Bookmark Monday: Downside up and back round again

If you like optical illusions and tessellations, you might find D.B. Johnson’s Palazzo Inverso fascinating.

A story about an apprentice named Mauk, his job is to help the Master design and build a grand Palazzo. Every day is the same, and on an ordinary day like any other, Mauk wakes up, and goes through the motions like he always does.  But something strange is afoot – the bricklayers are spilling bricks on the ceiling and workers are falling down stairs, the water in the fountain is falling up instead of down and everything appears all mixed up.

The Master blames Mauk for all the mayhem. But Mauk only sharpens the pencils, he isn’t allowed to draw.

Except…at times when the Master was looking out the window, Mauk might have turned the drawing round just a tiny bit and the Master never having noticed this, never realized what a strange Palazzo he was drawing.

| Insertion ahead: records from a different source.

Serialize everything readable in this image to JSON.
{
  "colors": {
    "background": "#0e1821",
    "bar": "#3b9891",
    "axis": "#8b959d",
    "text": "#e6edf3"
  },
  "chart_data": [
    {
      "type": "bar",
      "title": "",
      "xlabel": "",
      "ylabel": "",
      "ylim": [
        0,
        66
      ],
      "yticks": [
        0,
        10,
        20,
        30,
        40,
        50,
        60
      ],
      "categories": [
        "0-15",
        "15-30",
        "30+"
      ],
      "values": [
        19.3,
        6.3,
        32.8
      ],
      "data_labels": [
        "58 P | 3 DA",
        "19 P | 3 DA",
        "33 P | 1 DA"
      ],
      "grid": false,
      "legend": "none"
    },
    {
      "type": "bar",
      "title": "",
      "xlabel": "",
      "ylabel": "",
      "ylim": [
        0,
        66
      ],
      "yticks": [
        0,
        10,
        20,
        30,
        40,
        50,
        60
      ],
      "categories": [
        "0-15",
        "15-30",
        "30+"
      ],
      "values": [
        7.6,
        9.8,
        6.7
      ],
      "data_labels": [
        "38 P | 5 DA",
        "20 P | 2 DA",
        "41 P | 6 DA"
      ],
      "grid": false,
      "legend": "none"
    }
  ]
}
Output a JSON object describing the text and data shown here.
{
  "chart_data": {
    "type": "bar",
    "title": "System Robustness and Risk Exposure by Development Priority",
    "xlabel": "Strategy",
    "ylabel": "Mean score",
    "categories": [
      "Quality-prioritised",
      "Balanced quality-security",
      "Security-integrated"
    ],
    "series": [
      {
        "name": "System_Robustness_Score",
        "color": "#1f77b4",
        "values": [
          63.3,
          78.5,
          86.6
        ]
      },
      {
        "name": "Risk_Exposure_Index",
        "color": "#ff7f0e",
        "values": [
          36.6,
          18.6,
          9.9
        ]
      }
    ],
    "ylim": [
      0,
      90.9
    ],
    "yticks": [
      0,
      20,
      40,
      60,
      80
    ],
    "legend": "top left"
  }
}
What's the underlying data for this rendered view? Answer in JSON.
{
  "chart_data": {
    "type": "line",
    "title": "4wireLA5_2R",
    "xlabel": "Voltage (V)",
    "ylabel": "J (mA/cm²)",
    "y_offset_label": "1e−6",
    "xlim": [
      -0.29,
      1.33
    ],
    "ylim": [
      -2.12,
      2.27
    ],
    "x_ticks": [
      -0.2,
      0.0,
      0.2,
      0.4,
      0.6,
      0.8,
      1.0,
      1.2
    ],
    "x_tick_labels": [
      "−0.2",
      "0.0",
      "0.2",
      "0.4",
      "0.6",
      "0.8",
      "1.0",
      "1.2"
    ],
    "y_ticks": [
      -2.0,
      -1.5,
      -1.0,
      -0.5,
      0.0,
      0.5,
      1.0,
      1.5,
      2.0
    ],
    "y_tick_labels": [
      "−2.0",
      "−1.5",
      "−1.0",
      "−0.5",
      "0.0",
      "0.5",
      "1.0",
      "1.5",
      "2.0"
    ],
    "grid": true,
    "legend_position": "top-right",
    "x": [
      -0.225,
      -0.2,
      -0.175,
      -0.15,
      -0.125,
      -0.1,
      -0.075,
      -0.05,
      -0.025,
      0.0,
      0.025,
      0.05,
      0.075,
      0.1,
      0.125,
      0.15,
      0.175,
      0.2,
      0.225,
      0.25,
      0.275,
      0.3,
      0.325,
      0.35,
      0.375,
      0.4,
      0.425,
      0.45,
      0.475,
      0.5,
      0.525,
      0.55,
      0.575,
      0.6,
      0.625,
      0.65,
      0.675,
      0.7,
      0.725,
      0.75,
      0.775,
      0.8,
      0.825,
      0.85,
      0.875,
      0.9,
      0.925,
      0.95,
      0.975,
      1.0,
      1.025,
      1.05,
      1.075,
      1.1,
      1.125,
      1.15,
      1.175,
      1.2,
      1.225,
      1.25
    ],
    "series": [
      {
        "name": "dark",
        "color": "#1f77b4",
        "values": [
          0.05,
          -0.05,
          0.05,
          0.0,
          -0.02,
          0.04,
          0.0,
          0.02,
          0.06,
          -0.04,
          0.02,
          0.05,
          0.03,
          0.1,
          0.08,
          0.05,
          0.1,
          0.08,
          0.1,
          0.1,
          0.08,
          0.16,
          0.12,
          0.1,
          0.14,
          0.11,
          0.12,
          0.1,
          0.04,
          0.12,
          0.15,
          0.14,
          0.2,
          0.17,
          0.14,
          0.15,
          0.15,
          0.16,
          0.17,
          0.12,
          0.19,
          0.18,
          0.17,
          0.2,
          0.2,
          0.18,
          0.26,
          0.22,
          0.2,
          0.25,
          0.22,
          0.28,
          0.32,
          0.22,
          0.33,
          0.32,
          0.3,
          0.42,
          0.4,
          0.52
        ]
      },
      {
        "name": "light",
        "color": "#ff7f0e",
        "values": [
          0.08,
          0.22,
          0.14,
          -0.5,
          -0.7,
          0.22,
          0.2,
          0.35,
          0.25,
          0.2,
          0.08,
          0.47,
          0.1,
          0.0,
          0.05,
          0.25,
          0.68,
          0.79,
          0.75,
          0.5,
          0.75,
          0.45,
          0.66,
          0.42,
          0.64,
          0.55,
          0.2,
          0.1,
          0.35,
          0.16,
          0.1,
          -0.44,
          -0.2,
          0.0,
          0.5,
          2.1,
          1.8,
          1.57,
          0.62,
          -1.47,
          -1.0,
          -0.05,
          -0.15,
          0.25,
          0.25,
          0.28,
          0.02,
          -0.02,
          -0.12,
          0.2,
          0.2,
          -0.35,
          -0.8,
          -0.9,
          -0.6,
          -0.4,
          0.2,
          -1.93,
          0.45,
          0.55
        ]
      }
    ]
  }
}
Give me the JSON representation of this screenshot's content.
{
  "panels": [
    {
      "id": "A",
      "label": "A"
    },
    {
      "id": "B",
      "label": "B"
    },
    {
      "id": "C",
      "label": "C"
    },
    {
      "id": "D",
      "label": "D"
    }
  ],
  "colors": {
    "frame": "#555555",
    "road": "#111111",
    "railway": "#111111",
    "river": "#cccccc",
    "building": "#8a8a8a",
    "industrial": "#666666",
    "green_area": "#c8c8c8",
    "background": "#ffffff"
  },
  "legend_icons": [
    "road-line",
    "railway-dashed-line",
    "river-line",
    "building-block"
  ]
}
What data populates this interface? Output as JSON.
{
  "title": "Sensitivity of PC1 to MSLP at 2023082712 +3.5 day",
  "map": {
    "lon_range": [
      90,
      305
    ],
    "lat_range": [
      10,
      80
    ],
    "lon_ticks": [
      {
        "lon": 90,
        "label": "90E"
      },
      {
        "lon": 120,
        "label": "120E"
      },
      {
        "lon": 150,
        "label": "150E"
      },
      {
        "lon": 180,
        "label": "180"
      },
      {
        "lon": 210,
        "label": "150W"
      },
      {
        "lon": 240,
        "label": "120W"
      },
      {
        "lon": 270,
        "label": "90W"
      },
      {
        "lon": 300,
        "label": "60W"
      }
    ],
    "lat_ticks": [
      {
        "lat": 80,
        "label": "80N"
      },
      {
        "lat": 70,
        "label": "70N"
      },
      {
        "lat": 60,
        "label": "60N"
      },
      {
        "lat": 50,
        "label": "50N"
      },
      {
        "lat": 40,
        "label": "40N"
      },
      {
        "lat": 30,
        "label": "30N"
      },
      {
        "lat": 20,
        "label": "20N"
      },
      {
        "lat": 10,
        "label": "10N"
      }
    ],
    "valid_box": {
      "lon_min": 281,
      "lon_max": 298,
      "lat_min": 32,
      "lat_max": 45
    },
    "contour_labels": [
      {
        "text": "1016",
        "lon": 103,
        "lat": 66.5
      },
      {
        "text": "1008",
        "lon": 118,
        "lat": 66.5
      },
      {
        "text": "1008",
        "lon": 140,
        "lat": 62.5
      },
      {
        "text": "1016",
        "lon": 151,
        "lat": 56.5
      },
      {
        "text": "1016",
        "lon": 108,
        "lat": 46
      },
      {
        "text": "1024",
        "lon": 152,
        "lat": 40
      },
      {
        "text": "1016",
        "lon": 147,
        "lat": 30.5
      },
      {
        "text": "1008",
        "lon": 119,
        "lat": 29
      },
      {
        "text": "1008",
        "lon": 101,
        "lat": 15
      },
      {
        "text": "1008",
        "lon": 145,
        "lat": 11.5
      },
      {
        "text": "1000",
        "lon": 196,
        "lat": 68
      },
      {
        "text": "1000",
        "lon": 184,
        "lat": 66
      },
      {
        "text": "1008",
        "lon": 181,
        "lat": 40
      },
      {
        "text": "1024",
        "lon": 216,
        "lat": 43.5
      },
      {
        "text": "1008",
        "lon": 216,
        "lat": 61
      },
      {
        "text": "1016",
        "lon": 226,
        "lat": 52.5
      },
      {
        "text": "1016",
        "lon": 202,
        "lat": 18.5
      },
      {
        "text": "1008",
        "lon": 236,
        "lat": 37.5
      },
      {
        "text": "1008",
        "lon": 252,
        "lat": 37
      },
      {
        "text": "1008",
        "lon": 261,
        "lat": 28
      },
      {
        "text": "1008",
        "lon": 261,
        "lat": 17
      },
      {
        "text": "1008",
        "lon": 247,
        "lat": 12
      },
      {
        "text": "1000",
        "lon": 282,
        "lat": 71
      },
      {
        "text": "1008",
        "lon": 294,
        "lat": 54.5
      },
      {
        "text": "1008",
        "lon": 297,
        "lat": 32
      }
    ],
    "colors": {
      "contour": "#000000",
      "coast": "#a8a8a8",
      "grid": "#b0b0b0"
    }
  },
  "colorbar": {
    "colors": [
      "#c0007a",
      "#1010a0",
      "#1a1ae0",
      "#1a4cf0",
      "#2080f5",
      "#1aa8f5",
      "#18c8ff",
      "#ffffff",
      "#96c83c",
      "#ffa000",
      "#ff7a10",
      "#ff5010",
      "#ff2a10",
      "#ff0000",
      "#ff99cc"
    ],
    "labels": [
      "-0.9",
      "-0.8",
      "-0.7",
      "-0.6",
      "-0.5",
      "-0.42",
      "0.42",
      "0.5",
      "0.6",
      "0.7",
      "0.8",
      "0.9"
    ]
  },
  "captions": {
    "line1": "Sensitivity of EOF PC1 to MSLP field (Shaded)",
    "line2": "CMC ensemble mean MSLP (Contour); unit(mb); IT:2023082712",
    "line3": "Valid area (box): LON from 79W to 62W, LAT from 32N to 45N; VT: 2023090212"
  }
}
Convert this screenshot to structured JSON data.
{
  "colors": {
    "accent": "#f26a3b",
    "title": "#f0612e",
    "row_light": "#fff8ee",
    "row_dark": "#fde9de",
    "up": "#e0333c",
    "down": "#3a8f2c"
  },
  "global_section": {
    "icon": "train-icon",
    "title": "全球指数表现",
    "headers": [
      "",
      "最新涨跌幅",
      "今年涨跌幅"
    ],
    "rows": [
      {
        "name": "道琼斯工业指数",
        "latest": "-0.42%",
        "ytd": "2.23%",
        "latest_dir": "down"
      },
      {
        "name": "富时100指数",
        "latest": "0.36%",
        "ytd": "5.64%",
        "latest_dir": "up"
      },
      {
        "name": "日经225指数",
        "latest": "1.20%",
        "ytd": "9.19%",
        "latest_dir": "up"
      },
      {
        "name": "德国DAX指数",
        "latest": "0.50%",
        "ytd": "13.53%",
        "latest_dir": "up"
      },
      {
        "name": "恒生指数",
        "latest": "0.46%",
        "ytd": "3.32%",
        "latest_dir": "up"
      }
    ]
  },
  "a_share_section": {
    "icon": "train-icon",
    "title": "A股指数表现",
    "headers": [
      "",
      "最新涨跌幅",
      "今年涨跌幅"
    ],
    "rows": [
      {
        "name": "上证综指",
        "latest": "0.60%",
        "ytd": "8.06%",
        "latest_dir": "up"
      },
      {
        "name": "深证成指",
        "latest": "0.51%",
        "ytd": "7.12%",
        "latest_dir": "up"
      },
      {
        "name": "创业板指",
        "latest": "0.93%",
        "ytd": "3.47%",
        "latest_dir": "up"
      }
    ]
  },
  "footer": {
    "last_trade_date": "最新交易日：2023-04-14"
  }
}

This is a continuously looping story, which means you read it from the front to back, and then turn the book upside-down (and see what happens with the picture!) and read from the back all the way to the front again. Great fun!

Notes to the parent: 

  1. For more supplemental activities on optical illusions and tessellations, readers based in Singapore should check out the “Mathematics Everywhere and Everyday” and “The Mind’s Eye” sections at the Singapore Science Centre.
  2. You can also click here for an online version of the story.  But seriously – the print version is a lot more engaging, and allows you to take your time to pore over the intricacies of the pictures.  Which I still haven’t got enough of. 🙂

Excerpt from D.B. Johnsons’s website:

The apprentice Mauk is an entirely fictional character who takes his nickname and his inspiration from the work of Dutch artist M. C. Escher (1898-1972). Escher’s skill at playing with perspective and tricking people into seeing his version of three–dimensional space made him world famous.                   

In a work called Ascending and Descending, Escher drew stairs that lead down and around a building’s inner courtyard, yet appear to go back and end where they began. These endless loops going nowhere became his trademark. He was fascinated by stairs and realized that with a few carefully drawn steps he could take a person out of the real world and into his world of the impossible.